Las identificamos en un campo de tránsito, les dimos comida y las llevamos a un hospital de MSF en la ciudad, donde recibieron atención prenatal, apoyo nutricional y apoyo de salud mental. Pero no hubo refugio privado disponible para ellas en los primeros días y no se pudo identificar a ningún cuidador. Como resultado, se quedaron en medio del campo de tránsito abarrotado, con otras 12,000 personas, en su mayoría mujeres y niños. Cuando los niños no tienen o no pueden encontrar una familia para unirse, las familias anfitrionas pueden ser una opción. Remitimos a las dos niñas a otra organización para que tomaran más medidas de protección, pero fue difícil encontrar familias de acogida para ambas, porque una de ellas estaba embarazada y la otra tenía un bebé. Eventualmente, y afortunadamente, encontraron personas de la misma aldea que aceptaron a cada niña en su familia”.
 
De enero a junio de 2019, MSF identificó a 320 niños no acompañados entre las personas que habían llegado recientemente a Pulka, desde áreas controladas por grupos armados, otros campos o que regresaban de Camerún, que necesitan protección y otra asistencia urgente.

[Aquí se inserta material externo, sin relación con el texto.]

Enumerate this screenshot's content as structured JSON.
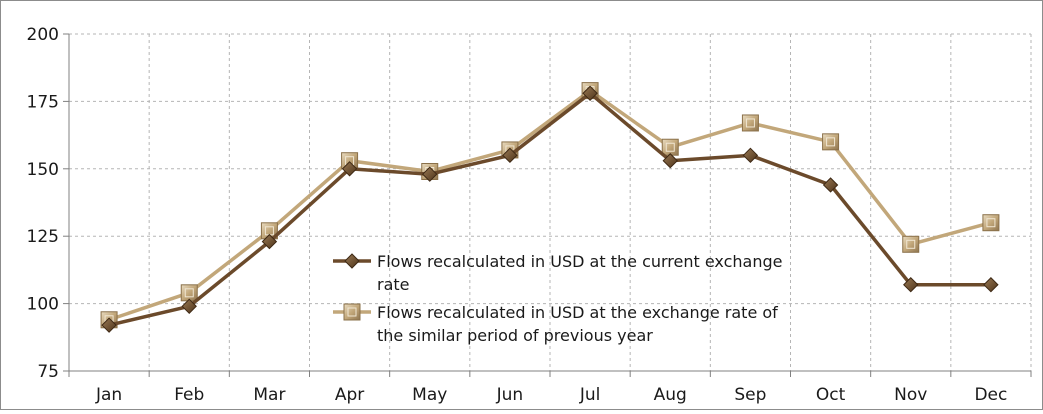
{
  "chart_data": {
    "type": "line",
    "title": "",
    "xlabel": "",
    "ylabel": "",
    "categories": [
      "Jan",
      "Feb",
      "Mar",
      "Apr",
      "May",
      "Jun",
      "Jul",
      "Aug",
      "Sep",
      "Oct",
      "Nov",
      "Dec"
    ],
    "ylim": [
      75,
      200
    ],
    "yticks": [
      "75",
      "100",
      "125",
      "150",
      "175",
      "200"
    ],
    "grid": true,
    "legend_position": "center",
    "series": [
      {
        "name_lines": [
          "Flows recalculated in USD at the current exchange",
          "rate"
        ],
        "marker": "diamond",
        "color": "#6b4a2b",
        "values": [
          92,
          99,
          123,
          150,
          148,
          155,
          178,
          153,
          155,
          144,
          107,
          107
        ]
      },
      {
        "name_lines": [
          "Flows recalculated in USD at the exchange rate of",
          "the similar period of previous year"
        ],
        "marker": "square",
        "color": "#c2a77a",
        "values": [
          94,
          104,
          127,
          153,
          149,
          157,
          179,
          158,
          167,
          160,
          122,
          130
        ]
      }
    ]
  }
}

Identificar a los niños no acompañados es clave para garantizar su bienestar: si no se identifican cuando llegan, pueden perder un apoyo importante y estarán expuestos a todo tipo de riesgos asociados con su vulnerabilidad. Tendrán dificultades para acceder a la atención médica y a los alimentos; pueden tener objetos robados y experimentar violencia y explotación sexual.
 
Cualquier niño, en cualquier país y en cualquier situación, debe ser protegido con cuidado, amor y dignidad. Como se adoptó claramente en la Convención sobre los Derechos del Niño: es el derecho de cualquier niño a recibir toda la protección necesaria, incluso en un conflicto. Se debe hacer más para ayudarlos a vivir una “vida normal”, incluso en una situación que está muy lejos de lo normal “.